Thursday, December 01, 2005

Bologna in Kelowna



The thin altitude gathering of Canadian political and Aboriginal elites in Kelowna, B.C. last week left me uncharacteristically speechless for several days. I have recovered. I have found voice.

Together in the sumptuous Grand Okanagan, “nestled on the crystal waters” of the eponymous lake, were the usual high-rolling suspects - hotel Indians, mealy-mouthed politicians and assorted wannabees, has-beens and never-wases who have buzzed around “the Indian Problem” like shitflies these many years.

From all the bally-hoo one could naively take this to be an historic moment, a new and guiding light in a world hitherto under the "long and terrible shadow". Canada’s arguably premier cross-country Native organization, the Assembly of First Nations must be getting tender hands from all its recent clapping having first loudly “applauded” Martin’s residential school initiative and now, putting their hands together vigourously for the "historic meeting" in Kelowna.

Yet there was something very retro in the air, redolent of the old White Paper advanced by the Liberals per heap big Indian agent of the day, Johnny Chretien, back in 1969.The basic premise then as now is throw what looks like a lot of money at First Nations
and they’ll steadily transmogrify into little simulacra of the Anglo mainstream. Despite the loud noises about “healing”, this is a classic instance of choosing symptomatic relief over confronting systemic causes.

As always there were lots of aspiring beneficiaries noisily lining up for the pecuniary slop about to be poured into the acculturative trough. Indeed, media coverage of the odd dissenting Aboriginal voice turned up only little piggies who just didn’t shoulder themselves into the first row fast enough and were thus squealing predictably.

But where were the champions to decry the blatant make-shift band-aid measures that equate Aboriginal grievance with the under-servicing of any poor people and communities? Where are the heroes of Kahnasetake, Ipperwash, Gustafson Lake and Lubicon and the myriad thoughtful advocates whose penetrating diagnoses rang throughout the multi-year Royal Commission on Aboriginal Peoples? Where, in a single word, was the issue of land – and its theft with all the social debilitations that flow there from?

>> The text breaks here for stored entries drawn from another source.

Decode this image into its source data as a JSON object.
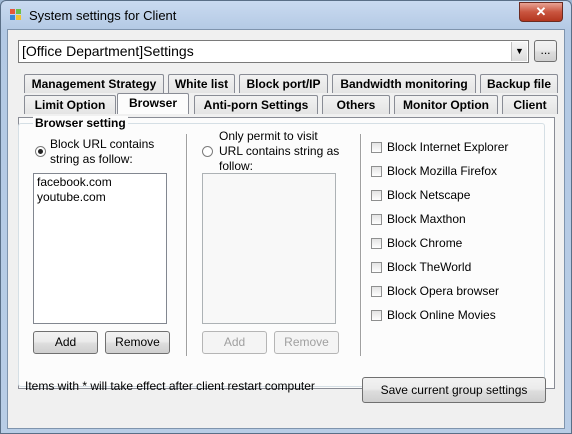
{
  "window": {
    "title": "System settings for Client",
    "close_glyph": "✕"
  },
  "group_select": {
    "value": "[Office Department]Settings",
    "arrow_glyph": "▼",
    "browse_label": "..."
  },
  "tabs": {
    "row1": [
      "Management Strategy",
      "White list",
      "Block port/IP",
      "Bandwidth monitoring",
      "Backup file"
    ],
    "row2": [
      "Limit Option",
      "Browser",
      "Anti-porn Settings",
      "Others",
      "Monitor Option",
      "Client"
    ],
    "active": "Browser"
  },
  "browser": {
    "group_title": "Browser setting",
    "block_mode_label": "Block URL contains string as follow:",
    "block_mode_selected": true,
    "block_list": [
      "facebook.com",
      "youtube.com"
    ],
    "permit_mode_label": "Only permit to visit URL contains string as follow:",
    "permit_mode_selected": false,
    "permit_list": [],
    "add_label": "Add",
    "remove_label": "Remove",
    "browsers": [
      {
        "label": "Block Internet Explorer",
        "checked": false
      },
      {
        "label": "Block Mozilla Firefox",
        "checked": false
      },
      {
        "label": "Block Netscape",
        "checked": false
      },
      {
        "label": "Block Maxthon",
        "checked": false
      },
      {
        "label": "Block Chrome",
        "checked": false
      },
      {
        "label": "Block TheWorld",
        "checked": false
      },
      {
        "label": "Block Opera browser",
        "checked": false
      },
      {
        "label": "Block Online Movies",
        "checked": false
      }
    ]
  },
  "footer": {
    "note": "Items with * will take effect after client restart computer",
    "save_label": "Save current group settings"
  }
}
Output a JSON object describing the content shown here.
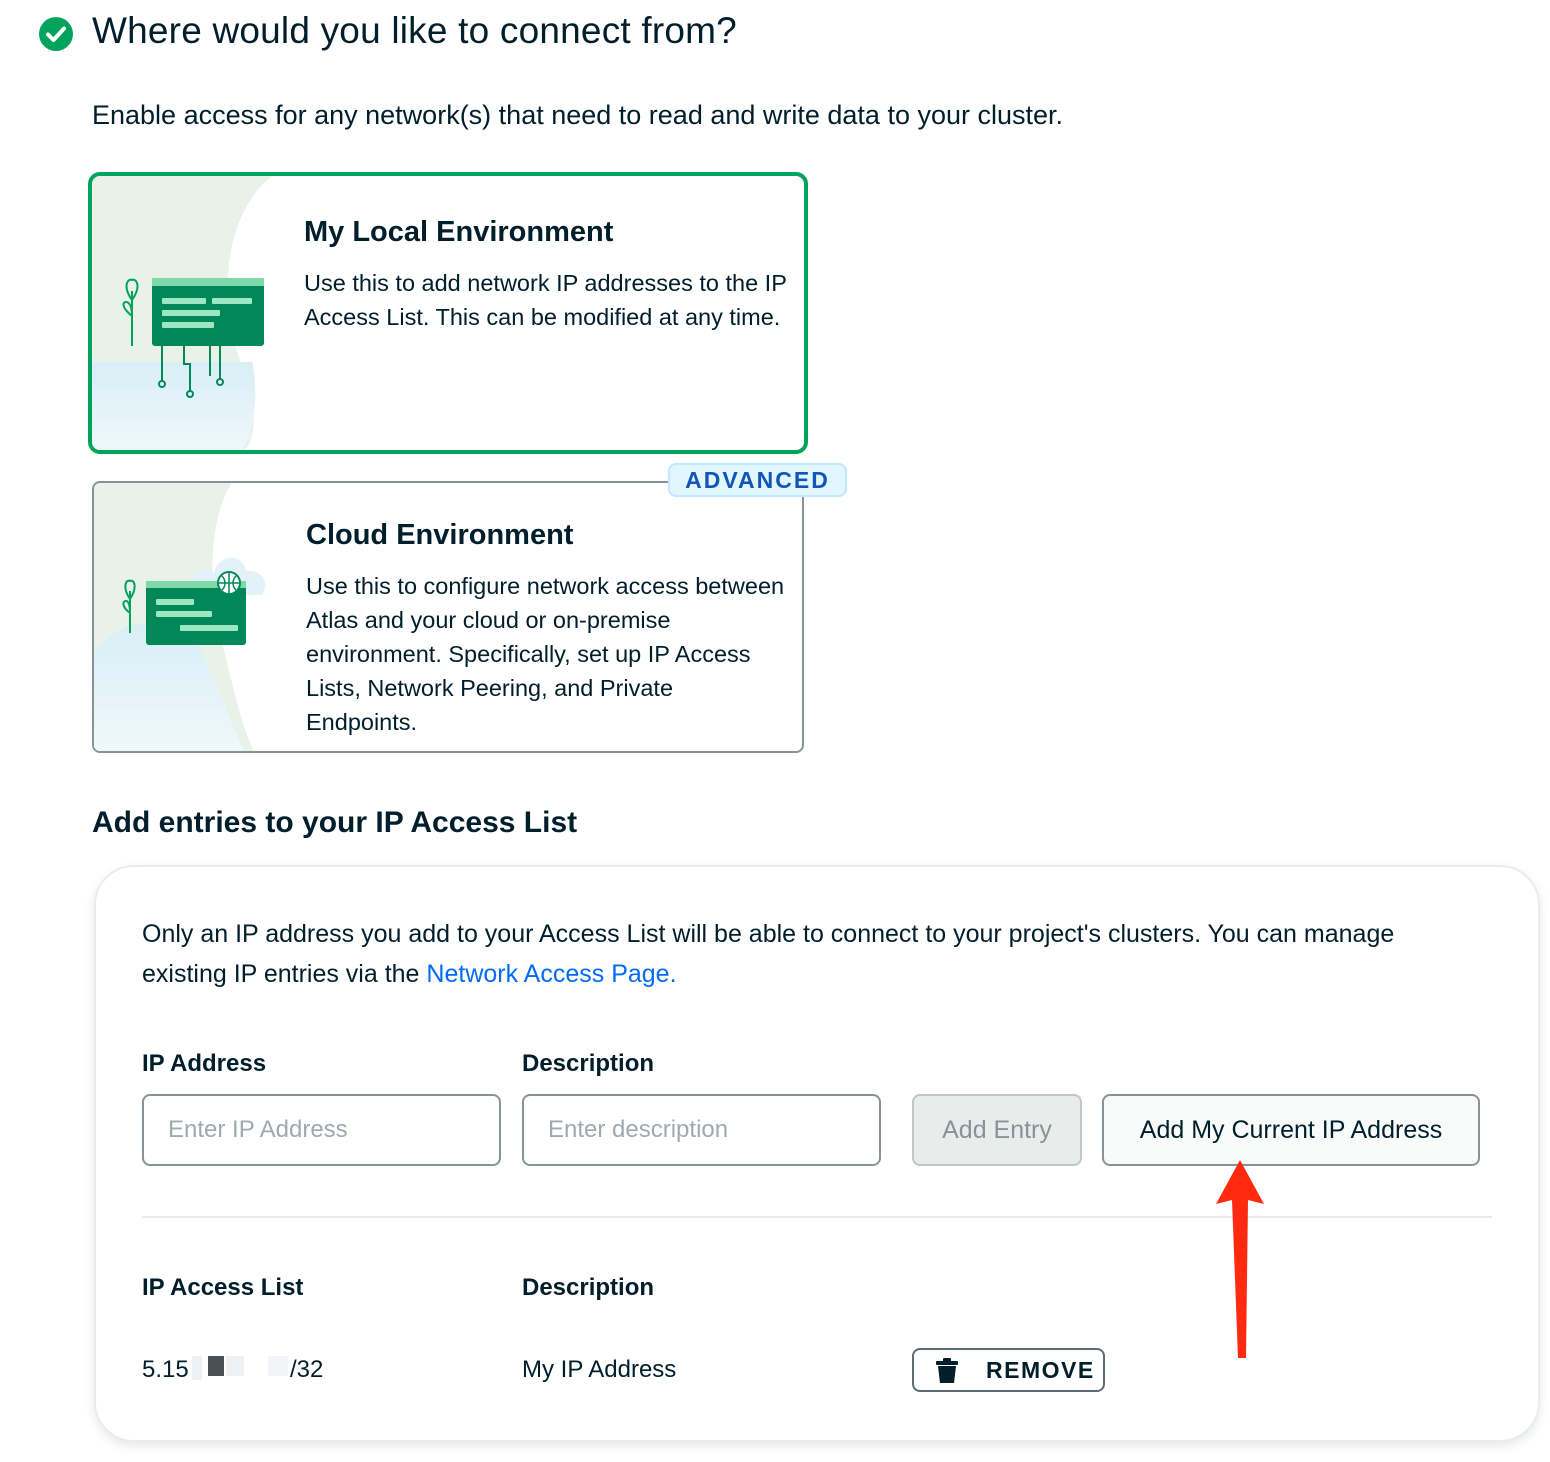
{
  "header": {
    "title": "Where would you like to connect from?",
    "subtitle": "Enable access for any network(s) that need to read and write data to your cluster."
  },
  "environments": {
    "local": {
      "title": "My Local Environment",
      "description": "Use this to add network IP addresses to the IP Access List. This can be modified at any time.",
      "selected": true
    },
    "cloud": {
      "title": "Cloud Environment",
      "description": "Use this to configure network access between Atlas and your cloud or on-premise environment. Specifically, set up IP Access Lists, Network Peering, and Private Endpoints.",
      "badge": "ADVANCED",
      "selected": false
    }
  },
  "access_list": {
    "section_title": "Add entries to your IP Access List",
    "info_text": "Only an IP address you add to your Access List will be able to connect to your project's clusters. You can manage existing IP entries via the ",
    "info_link": "Network Access Page.",
    "form": {
      "ip_label": "IP Address",
      "ip_placeholder": "Enter IP Address",
      "description_label": "Description",
      "description_placeholder": "Enter description",
      "add_entry_label": "Add Entry",
      "add_current_ip_label": "Add My Current IP Address"
    },
    "table": {
      "col_ip": "IP Access List",
      "col_description": "Description",
      "rows": [
        {
          "ip_prefix": "5.15",
          "ip_suffix": "/32",
          "description": "My IP Address",
          "action_label": "REMOVE"
        }
      ]
    }
  },
  "colors": {
    "accent_green": "#00a35c",
    "link_blue": "#016bf8",
    "annotation_red": "#ff2a10",
    "badge_blue": "#1254b7"
  }
}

The highly manicured output from Kelowna, titled “Strengthening Relationships and Closing the Gap” asserted in opening paragraphs that immediate action was needed in “four important areas” – health, education, housing and relationships. The first three are political gimmes –sectors that uncontroversially lead the wish-list of Canadian public expenditure whether from Kitsilano or Kashechewan. Thus did the final communiqué announce a dole-out of a bit more money for First Nations in those areas although not a heckuva lot (see “Kelowna Math 101” below). Notwithstanding, agreement on health was not reached which, to my suspicious mind, looked like a pre-orchestrated agreement-not-to-agree on at least one item, lest the attending Native big-shots looked too much like Martin yes-men, lest the whole farce be seen for the concocted non-event it was.

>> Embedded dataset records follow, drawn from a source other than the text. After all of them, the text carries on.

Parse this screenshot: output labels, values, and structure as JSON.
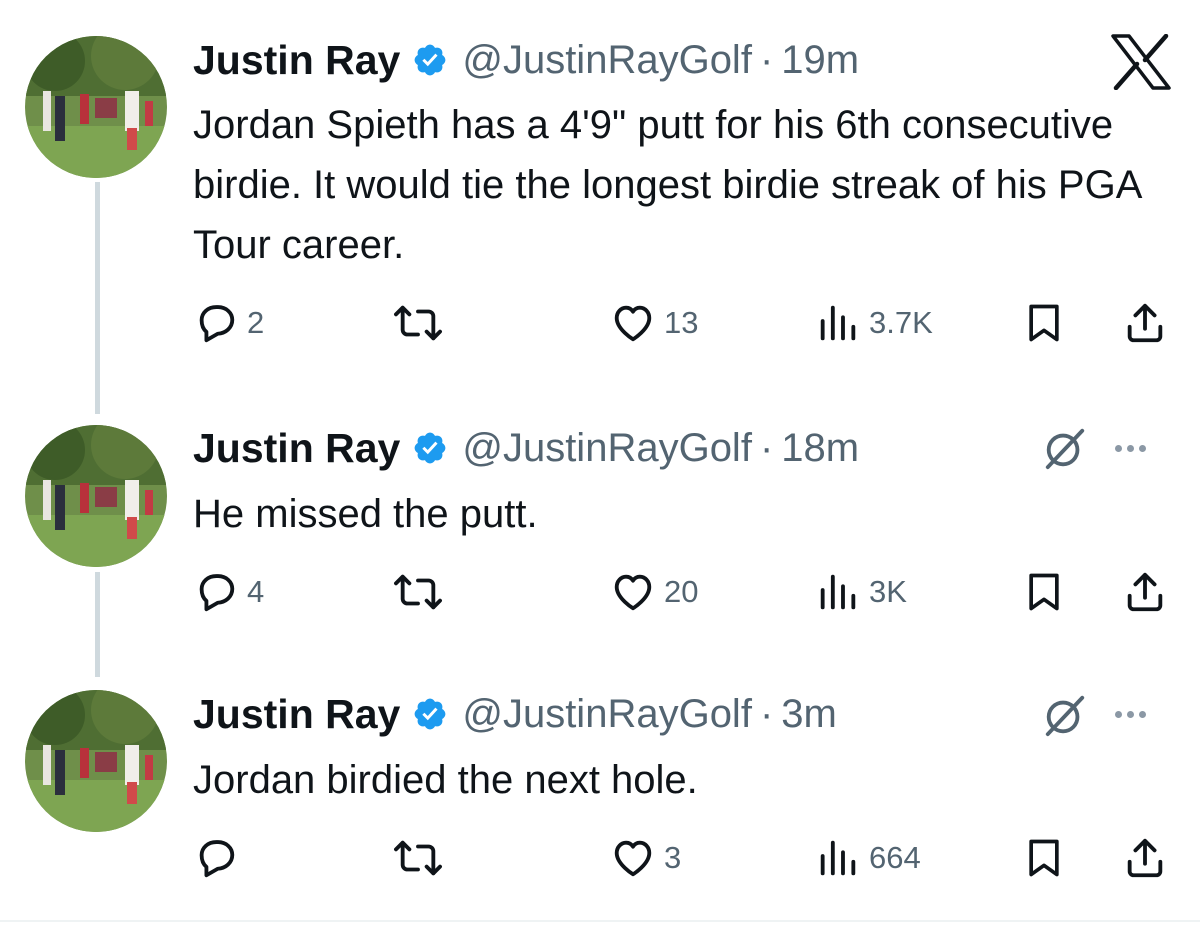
{
  "colors": {
    "verified_badge": "#1d9bf0",
    "secondary_text": "#536471",
    "thread_line": "#cfd9de"
  },
  "header": {
    "logo_icon": "x-logo-icon"
  },
  "tweets": [
    {
      "author_name": "Justin Ray",
      "handle": "@JustinRayGolf",
      "separator": "·",
      "time": "19m",
      "text": "Jordan Spieth has a 4'9\" putt for his 6th consecutive birdie. It would tie the longest birdie streak of his PGA Tour career.",
      "replies": "2",
      "reposts": "",
      "likes": "13",
      "views": "3.7K"
    },
    {
      "author_name": "Justin Ray",
      "handle": "@JustinRayGolf",
      "separator": "·",
      "time": "18m",
      "text": "He missed the putt.",
      "replies": "4",
      "reposts": "",
      "likes": "20",
      "views": "3K"
    },
    {
      "author_name": "Justin Ray",
      "handle": "@JustinRayGolf",
      "separator": "·",
      "time": "3m",
      "text": "Jordan birdied the next hole.",
      "replies": "",
      "reposts": "",
      "likes": "3",
      "views": "664"
    }
  ]
}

And of relationships, that buzz word that got first billing in the title? Well, if you were expecting some mechanism that offered profound inter-cultural dialogue and healing … get serious! The First Nations' top-dogs came away with an invite to an annual pow-wow (like there haven’t been enough of these before, eh?), this time called the “First Nations Multilateral Forum”. This means that once a year the same high fallutin’ drones from the small but powerful Native ruling class will get to do it up brown, roast goose and all the trimmings, just like Kelowna all over again. That should really heal the relationship as called for in the Royal Commission.

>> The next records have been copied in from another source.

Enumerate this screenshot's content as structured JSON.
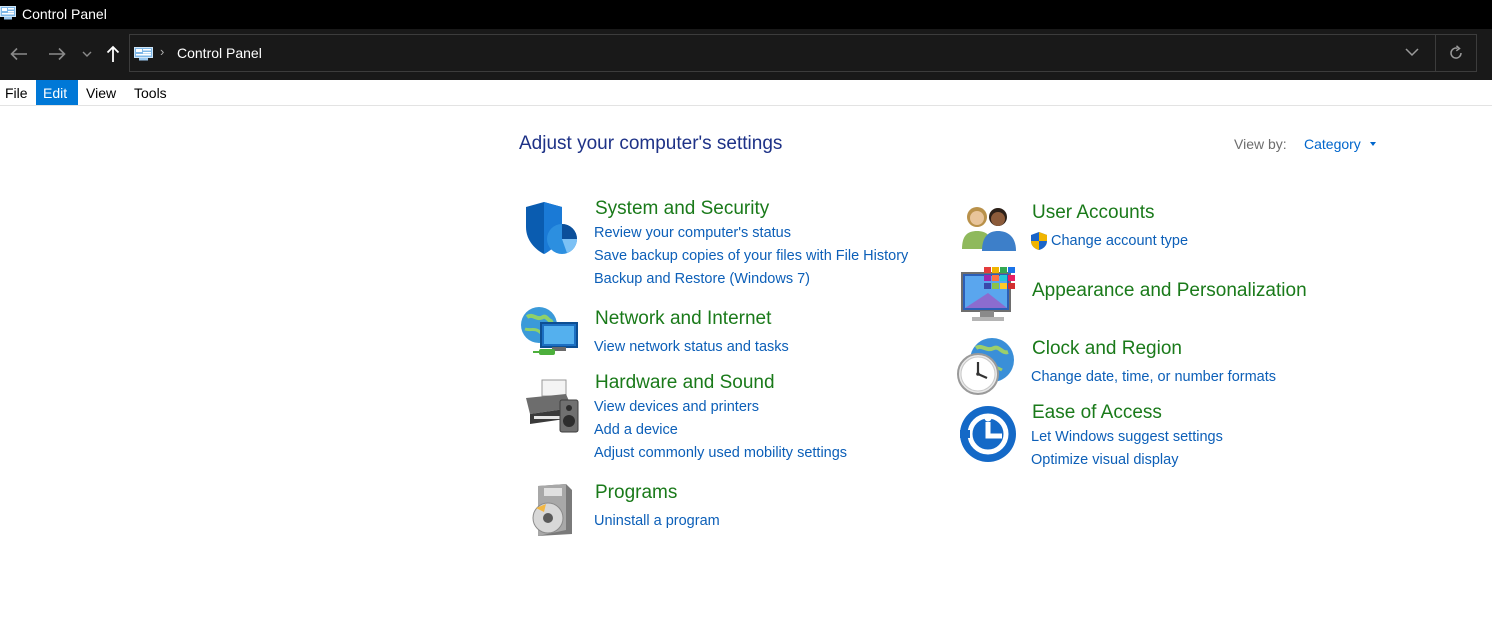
{
  "window": {
    "title": "Control Panel"
  },
  "address": {
    "breadcrumb": "Control Panel"
  },
  "menu": [
    "File",
    "Edit",
    "View",
    "Tools"
  ],
  "content": {
    "heading": "Adjust your computer's settings",
    "view_by_label": "View by:",
    "view_by_value": "Category",
    "categories": [
      {
        "title": "System and Security",
        "icon": "shield-icon",
        "links": [
          "Review your computer's status",
          "Save backup copies of your files with File History",
          "Backup and Restore (Windows 7)"
        ]
      },
      {
        "title": "Network and Internet",
        "icon": "network-globe-icon",
        "links": [
          "View network status and tasks"
        ]
      },
      {
        "title": "Hardware and Sound",
        "icon": "printer-speaker-icon",
        "links": [
          "View devices and printers",
          "Add a device",
          "Adjust commonly used mobility settings"
        ]
      },
      {
        "title": "Programs",
        "icon": "programs-disc-icon",
        "links": [
          "Uninstall a program"
        ]
      },
      {
        "title": "User Accounts",
        "icon": "users-icon",
        "links": [
          "Change account type"
        ],
        "link_icon": "uac-shield-icon"
      },
      {
        "title": "Appearance and Personalization",
        "icon": "monitor-palette-icon",
        "links": []
      },
      {
        "title": "Clock and Region",
        "icon": "clock-globe-icon",
        "links": [
          "Change date, time, or number formats"
        ]
      },
      {
        "title": "Ease of Access",
        "icon": "ease-of-access-icon",
        "links": [
          "Let Windows suggest settings",
          "Optimize visual display"
        ]
      }
    ]
  },
  "colors": {
    "titlebar_bg": "#000000",
    "navbar_bg": "#191919",
    "menu_active_bg": "#0078d7",
    "heading_text": "#1e3287",
    "category_title": "#1a7a1a",
    "link_text": "#0c5fb8"
  }
}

What is really needed on the front lines is not warm-and-fuzzies betwixt the likes of Martin, Campbell, Fontaine etc., but direct and sustained dialogue between you, me and the folks living out of sight on countless reserves and in the Aboriginal urban cores where fear among and of the Native community abounds. There are serious models and approaches potentially useful for dialogue-based cross-cultural healing. But don’t hold your breath for such initiatives to arise from gourmet shindigs like the one at the Grand Okanagan.

* * * * * *
Kelowna Math 101

The commitment by a Government that had one weekend left until its mandate was inevitably squashed by a forthcoming no-confidence motion, was for 5 years, $5.1 billion. Easy math here, that’s about $1.02 B’s per annum. There are 1.3 million beneficiaries (2001 census of Canadians of Aboriginal ancestry), so there’s a whopping $3,923.08 increment of, no doubt, carefully spent and heavily administered poverty alleviation for every Aboriginal man, woman and child, every blessed year. And just by way of context, the budget for Canada’s Internal Colonial Administration (sometimes known as Indian and Northern Affairs Canada) was $5.8 billion for fiscal year 2004-5 and had actually been slated to decrease by $233 million this fiscal year.